Lyndon Baines Johnson, for all his faults, understood that all Americans deserved to be a part of the great dream. My, how I disagreed with and fought the bastard over so many issues. Yet how tall he stood on that day when he said: “We SHALL overcome!” How proud he was the day he took pen in hand and stroked his signature over the Congressional bill, the Social Security Act of 1965, that guaranteed high quality health care to America’s senior citizens.

John F. Kennedy, before Johnson, had worked hard to pass the medicare legislation and so had President Harry S. Truman, but both had failed to work it through Congress. The master of the "hit upside the head" came in and led the blocking as the bill approached the goal line. It will take such a bold President, using all the wheeling and dealing powers at his disposal today, to get the American Health Care Reform Act passed during his tenure in the White House.
"At 2 p.m. on the afternoon of July 30, 1965 two planeloads of dignitaries departed Andrews Air Force Base in Washington for a flight to Kansas City, Missouri. In the lead plane, Air Force One, was President Lyndon Johnson and the first-rank of Washington officialdom. In the second plane were the second-tier dignitaries and the press. After arriving in Kansas City the group departed in a huge motorcade for the smaller town of Independence-a 20 minute drive from Kansas City. The group's destination was the Harry S. Truman Presidential Library in Independence, where Johnson planned to sign into law the bill creating the Medicare and Medicaid programs.

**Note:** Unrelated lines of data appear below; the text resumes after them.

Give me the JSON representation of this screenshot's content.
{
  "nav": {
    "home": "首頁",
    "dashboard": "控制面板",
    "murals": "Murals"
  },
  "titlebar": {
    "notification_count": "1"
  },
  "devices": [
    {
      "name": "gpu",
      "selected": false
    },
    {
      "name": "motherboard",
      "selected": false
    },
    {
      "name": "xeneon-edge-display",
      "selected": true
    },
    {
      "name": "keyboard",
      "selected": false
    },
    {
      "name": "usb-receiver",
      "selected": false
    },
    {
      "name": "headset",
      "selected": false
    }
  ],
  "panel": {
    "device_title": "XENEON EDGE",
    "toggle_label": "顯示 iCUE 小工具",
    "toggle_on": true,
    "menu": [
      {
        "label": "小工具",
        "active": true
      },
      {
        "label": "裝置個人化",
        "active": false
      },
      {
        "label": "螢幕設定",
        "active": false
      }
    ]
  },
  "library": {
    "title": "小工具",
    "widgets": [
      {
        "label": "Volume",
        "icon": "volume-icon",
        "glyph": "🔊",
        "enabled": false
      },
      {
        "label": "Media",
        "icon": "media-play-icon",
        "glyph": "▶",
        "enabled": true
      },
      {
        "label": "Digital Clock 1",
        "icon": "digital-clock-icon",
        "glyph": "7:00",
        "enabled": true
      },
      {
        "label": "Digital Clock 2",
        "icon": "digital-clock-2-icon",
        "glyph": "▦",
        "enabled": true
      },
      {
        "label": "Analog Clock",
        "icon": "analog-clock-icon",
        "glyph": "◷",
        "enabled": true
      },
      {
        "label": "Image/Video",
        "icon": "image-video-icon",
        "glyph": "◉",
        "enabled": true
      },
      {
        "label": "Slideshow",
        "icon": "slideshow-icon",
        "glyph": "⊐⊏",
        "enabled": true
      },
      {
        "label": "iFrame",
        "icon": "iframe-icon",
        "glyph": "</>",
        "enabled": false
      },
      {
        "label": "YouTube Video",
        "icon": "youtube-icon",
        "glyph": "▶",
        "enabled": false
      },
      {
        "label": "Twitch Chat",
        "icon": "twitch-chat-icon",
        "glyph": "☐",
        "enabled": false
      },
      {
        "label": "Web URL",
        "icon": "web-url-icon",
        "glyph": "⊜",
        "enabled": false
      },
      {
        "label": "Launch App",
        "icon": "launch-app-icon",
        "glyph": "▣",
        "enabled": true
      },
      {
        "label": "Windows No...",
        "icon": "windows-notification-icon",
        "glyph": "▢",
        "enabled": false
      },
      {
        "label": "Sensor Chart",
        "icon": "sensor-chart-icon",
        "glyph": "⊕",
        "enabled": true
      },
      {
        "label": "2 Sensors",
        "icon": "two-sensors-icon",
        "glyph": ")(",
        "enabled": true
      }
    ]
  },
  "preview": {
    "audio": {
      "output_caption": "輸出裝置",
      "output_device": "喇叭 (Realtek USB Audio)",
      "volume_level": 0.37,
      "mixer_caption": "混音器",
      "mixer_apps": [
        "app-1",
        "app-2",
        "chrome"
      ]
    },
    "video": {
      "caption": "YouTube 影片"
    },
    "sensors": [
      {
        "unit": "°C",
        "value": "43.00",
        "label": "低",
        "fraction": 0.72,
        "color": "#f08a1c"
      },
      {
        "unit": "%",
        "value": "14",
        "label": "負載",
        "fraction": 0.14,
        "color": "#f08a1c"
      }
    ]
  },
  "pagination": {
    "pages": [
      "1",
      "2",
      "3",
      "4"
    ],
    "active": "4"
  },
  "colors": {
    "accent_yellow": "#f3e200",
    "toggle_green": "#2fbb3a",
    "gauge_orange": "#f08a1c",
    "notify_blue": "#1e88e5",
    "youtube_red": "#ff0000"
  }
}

"During his prepared remarks, Johnson stood at a podium with President Truman at his left side. Near the end of his prepared remarks President Johnson turned again to Truman and offered to enroll him in the Part B Medical Insurance program. Johnson told him, 'They told me, President Truman, that if you wish to get the voluntary medical insurance you will have to sign this application form. And they asked me to sign as your witness. So you're getting special treatment since cards won't go out to the other folks until the end of this month.' Johnson then looked back over at Truman and said, 'But we wanted you to know, and we wanted the whole world to know,' at this point Johnson leaned over towards Truman, sticking his long hound-dog face right in Truman's, 'who is the real daddy of Medicare.' Truman mumbled his appreciation. Johnson then signed up Harry Truman as the first Medicare beneficiary." [from a 2003 Article by Larry DeWitt]
To read an incredible inside story about how LBJ managed the political deal, read the story cited above by Larry DeWitt. That article concludes in the following manner:
"The passage of Medicare would be one of the lasting achievements of Lyndon Johnson's presidency and a key enduring pillar of the Great Society. While the general outline of Medicare's legislative history had been well-known for some time, the recent releases of Lyndon Johnson's secretly recorded White House phone conversations throws some new light, and adds some additional nuances, to this broad story. We see, for example, more clearly than previously appreciated the key role that Wilbur Cohen played in the successful campaign for Medicare's passage through Congress. We hear Lyndon Johnson express the populist sentiments which inform his commitment to programs like Medicare. We see some of the ups and downs and uncertainties of the legislative process with a clarity that is lost in a simple listing of key dates of the passage of bills through the various stages of the legislative process.

"At the end of his presidency, Franklin Roosevelt was reported to have considered the Social Security Act of 1935 to be the proudest domestic achievement of his political career. It is unknown whether Lyndon Johnson saw Medicare as his. But one thing is certain which both Presidents had in common. Social Security would not have been enacted in 1935 without Franklin Roosevelt in the White House, and Medicare would not have been enacted in 1965 if Lyndon Johnson had not been President. They both were the indispensable right man for the right time."
The question now is: Do we have the right man for the right time?